Would I do it and damn it all, or not do it and damn it all? Etc.
Yet this is an interesting thought.
Something I might think about the people around me -- am I ought to 'organize' things for them?
Had I project the thought and question for myself, I will resent anyone who thought or assume of that onto me.
I wouldn't like anyone touching my things, concern or no.
But do others?
Should this be an idea of lighting the load and stress or an idea of evading and cause more stress?
Hm.
To me it's mostly... A matter of priority than energy.
If it's high priority and I can't, of course it'll be depressing.
If it's low priority and I can't, it's likely because I won't and the sight and thought of the whole thing would be annoying.

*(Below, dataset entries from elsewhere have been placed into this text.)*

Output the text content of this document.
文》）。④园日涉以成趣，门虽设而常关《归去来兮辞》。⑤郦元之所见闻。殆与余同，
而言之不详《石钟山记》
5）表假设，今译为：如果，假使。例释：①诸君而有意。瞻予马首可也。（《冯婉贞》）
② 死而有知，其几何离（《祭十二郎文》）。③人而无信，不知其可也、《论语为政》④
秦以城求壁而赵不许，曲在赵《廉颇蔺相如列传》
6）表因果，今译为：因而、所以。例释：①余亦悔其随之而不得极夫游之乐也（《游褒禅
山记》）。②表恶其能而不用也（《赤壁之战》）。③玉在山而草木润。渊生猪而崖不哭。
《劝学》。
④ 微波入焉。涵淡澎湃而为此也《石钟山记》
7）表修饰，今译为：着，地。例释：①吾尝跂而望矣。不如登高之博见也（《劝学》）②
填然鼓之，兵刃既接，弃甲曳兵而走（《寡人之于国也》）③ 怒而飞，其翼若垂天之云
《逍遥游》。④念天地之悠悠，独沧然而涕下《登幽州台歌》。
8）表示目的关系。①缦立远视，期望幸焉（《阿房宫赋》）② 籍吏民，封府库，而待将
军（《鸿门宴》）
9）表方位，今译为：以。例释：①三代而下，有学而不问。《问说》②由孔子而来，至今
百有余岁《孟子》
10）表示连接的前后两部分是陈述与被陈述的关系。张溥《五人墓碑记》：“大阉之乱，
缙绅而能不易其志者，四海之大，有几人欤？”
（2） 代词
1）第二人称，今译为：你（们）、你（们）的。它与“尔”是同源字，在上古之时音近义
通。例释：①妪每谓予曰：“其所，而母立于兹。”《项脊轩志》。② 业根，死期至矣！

If the priorities are jumbled... I dunno. Maybe it is depressing, maybe it isn't. Might as well not even see it.
Whatever my priority at the very moment would be then.
But what makes my priority? Thought or emotions?
State or intent?
Would I? Should I? Could I? Must I? ...
Then how should I? How do I? How could I?...
Sometimes there are debates as to why do it or not do it -- be it in a form of reasoning or emotion, sometimes there are no debates and do it anyway.
How does one get out of those internal debates, wrestle the control and finish it?